Documentary on Kugluktuk elder goes viral

Adine Atatahak and Tabitha Stirrett have broken into the world of short documentaries in a monumental way.

Kugluktuk teens Adine Atatahak and Tabitha Stirrett directed an award-winning mini-documentary on elder Alice "Hitkoak" Ayalik that has close to 70,000 views on Facebook.
photos courtesy of Mark Vonesch

Their film on Kugluktuk elder Alice "Hitkoak" Ayalik won the Best Documentary award at the Tbilisi International Children and Youth Film Festival and it has become an Internet sensation.

The video, titled I am Hitkoak, was uploaded to the Reel Youth Facebook page in mid-July. It has since been viewed close to 70,000 times and shared 1,600 times.

"Wow, that's crazy," said Stirrett, who now lives in Ontario. "I'm pretty surprised at how popular it is."

She and Atatahak spent close to a week with Ayalik during the filming of the video last year. That footage was edited down to six minutes and 25 seconds.

"She taught us how to use a kicker (a boat motor). She taught us how to hunt," Atatahak, 13, said of the advice Ayalik dispensed to them.

The film opens with Ayalik playing stick games and reflecting on her childhood, when she only had rocks as toys and used her imagination to transform those rocks into different objects like a house and cups.

She speaks of her preference for a traditional diet of caribou meat, fish and seal, and recounts the hard times she and her Inuit ancestors endured.

"When there wasn't any food available, they would cook their kamiks and kamik soles in order to survive," she says in Inuinnaqtun with English subtitles translating her words at the bottom of the screen.

Ayalik adds that sharing food and goods was a common and essential practice.

Stirrett, 13, said was fascinated to hear about the way life used to be.

"I liked all the stories she told us. It was really interesting," she said. "She's really a nice lady."

Stirrett and Atatahak said they aspire to pursue filmmaking in the future.

I am Hitkoak and several other mini-documentaries shot in Kugluktuk last year were a collaborative effort between the Hamlet of Kugluktuk's Moving Forward Together program and Reel Youth, a national organization that promotes visual arts among youth.
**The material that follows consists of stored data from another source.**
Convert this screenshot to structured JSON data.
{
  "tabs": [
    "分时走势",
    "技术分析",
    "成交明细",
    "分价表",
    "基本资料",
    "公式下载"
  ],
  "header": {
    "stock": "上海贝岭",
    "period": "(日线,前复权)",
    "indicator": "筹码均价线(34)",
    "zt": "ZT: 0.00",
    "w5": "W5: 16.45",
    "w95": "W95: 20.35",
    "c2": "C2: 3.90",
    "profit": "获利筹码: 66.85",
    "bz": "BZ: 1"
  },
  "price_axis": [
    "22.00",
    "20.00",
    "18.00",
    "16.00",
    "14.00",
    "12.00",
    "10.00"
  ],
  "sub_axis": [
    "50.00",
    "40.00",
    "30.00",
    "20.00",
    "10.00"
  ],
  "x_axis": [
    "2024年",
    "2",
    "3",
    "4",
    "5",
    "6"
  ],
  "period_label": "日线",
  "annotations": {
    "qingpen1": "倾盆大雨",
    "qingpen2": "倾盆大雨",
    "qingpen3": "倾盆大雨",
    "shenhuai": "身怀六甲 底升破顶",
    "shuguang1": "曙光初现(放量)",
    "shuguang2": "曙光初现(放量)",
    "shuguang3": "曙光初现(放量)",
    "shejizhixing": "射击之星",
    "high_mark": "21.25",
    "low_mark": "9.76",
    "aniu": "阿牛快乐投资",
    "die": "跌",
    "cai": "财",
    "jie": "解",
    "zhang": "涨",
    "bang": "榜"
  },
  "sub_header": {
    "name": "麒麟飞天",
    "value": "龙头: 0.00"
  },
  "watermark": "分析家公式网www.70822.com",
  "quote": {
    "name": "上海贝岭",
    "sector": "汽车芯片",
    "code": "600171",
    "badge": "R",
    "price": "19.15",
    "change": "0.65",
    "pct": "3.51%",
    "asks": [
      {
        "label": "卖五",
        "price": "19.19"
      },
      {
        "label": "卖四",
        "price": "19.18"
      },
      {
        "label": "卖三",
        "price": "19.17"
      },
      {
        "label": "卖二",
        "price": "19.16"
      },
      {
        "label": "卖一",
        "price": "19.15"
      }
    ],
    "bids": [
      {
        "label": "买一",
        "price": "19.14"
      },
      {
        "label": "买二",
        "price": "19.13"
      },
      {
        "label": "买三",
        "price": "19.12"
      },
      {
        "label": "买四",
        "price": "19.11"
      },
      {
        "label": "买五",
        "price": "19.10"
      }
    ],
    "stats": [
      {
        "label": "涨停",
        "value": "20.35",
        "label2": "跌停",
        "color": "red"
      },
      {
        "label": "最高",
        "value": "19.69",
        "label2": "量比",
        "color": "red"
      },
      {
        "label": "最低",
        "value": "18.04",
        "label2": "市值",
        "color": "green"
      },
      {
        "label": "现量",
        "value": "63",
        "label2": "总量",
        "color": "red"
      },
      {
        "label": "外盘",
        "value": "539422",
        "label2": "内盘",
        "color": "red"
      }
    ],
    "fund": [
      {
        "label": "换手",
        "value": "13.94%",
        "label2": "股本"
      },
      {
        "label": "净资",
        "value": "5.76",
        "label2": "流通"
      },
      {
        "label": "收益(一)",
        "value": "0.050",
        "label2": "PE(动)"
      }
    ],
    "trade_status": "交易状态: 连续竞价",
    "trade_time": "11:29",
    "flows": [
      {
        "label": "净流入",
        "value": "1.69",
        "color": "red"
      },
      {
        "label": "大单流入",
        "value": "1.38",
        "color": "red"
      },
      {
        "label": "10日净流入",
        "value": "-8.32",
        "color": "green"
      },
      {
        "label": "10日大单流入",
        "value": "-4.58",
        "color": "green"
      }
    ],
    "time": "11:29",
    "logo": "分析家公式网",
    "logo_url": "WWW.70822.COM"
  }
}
"I think it's such an amazing success for them," Stephanie Fummerton, of Moving Forward Together, said of Atatahak and Stirrett's effort. "I really hope that they can feel the success and it can be something they're proud of themselves for for the rest of their lives."

The filmmaking initiative is its third year, with previous iterations also involving clay animation or "claymation" films that ran 10 seconds and covered topics affecting the community, said Fummerton. The youth targetted by the program are those who may lack the opportunity to get out on the land regularly and could benefit from making a connection with the elders, Fummerton noted.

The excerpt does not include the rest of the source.